For years, the group has had a stated strategy of using sport, through its SuperSport offering, as the main draw to its services, particularly DStv. The same strategy is now being applied to its online streaming push. 

“As a result of global tech giants increasingly bidding for sports content, our shareholders are concerned that we could be at risk of losing key sports rights,” the group said in its recently published annual report for the year to end-March.

“This fear has been worsened by our refusal to pay unwarranted cost escalations demanded by intermediaries for broadcasting rights to certain sports events” — such as the Indian Premier League (IPL) and Afcon — “where we eventually acquired the rights on commercial terms.”

Out of the DStv operator’s total R22.48bn in operating expenses for the half year to September 2023, content was the largest chunk at R8.963bn, or 40%. While some of this is spent on local productions and original programming, the largest piece is for content rights from around the world, particularly in sport.

Picture: DOROTHY KGOSI
Picture: DOROTHY KGOSI

In a sign of the growing threat from deep-pocketed, tech-backed streaming services, the market has seen Disney+ buying up Champions League rights in Scandinavia, Netflix doing deals with the WWE and NFL, and Apple taking on baseball and soccer broadcasts. 

Though MultiChoice is the largest player on the continent with 22-million paying customers, its negotiating power is challenged by a company such as Netflix, which has 270-million subscribers worldwide and a content budget of $17bn (R322bn) for 2024.

Part of Canal+’s rationale for going after MultiChoice is to combine its 26.4-million customers to create a group with almost 50-million subscribers, which increases negotiating power.

Deep relationships

MultiChoice says it continues to take steps to mitigate the risk to sports content.

“Over the years we have derisked the business in terms of supply of sport content through our deep and long-standing commercial relationships with federations and sports rights licence holders. Testament to this is the recent launch of the Showmax Premier League offering, in partnership with the [English] Premier League, which is the first stand-alone mobile Premier League offering globally,” said the group. 

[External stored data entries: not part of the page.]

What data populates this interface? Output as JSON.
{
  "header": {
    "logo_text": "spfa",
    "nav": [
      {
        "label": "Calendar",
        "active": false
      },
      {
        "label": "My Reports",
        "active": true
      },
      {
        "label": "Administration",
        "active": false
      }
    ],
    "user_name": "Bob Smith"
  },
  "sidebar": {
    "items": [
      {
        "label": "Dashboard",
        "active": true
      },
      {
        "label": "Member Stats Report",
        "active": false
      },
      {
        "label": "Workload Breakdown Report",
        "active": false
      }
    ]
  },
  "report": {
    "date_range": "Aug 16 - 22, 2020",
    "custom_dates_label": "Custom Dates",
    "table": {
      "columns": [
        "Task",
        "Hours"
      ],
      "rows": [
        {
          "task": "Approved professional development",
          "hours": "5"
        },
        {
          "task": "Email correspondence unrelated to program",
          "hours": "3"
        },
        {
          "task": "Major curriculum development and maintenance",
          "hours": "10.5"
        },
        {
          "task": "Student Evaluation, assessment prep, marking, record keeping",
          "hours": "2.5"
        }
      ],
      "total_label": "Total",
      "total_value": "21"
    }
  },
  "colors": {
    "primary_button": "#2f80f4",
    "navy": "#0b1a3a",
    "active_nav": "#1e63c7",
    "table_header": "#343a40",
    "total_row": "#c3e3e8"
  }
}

In January, the group unveiled an updated version of its video-on-demand service, Showmax. The new platform is available in 44 countries and is underpinned by technology from US giant NBCUniversal. Central to the new offering is a stand-alone Premier League plan for mobile, with all 380 games offered live on Showmax Premier League, which the group said is a “world first” for such an offering.

MultiChoice said the sport rights renewal cycle for its 2024 financial year “was a particularly busy one and included several renewals such as the Premier League, Uefa Champions League, La Liga, SA Rugby and the IPL”.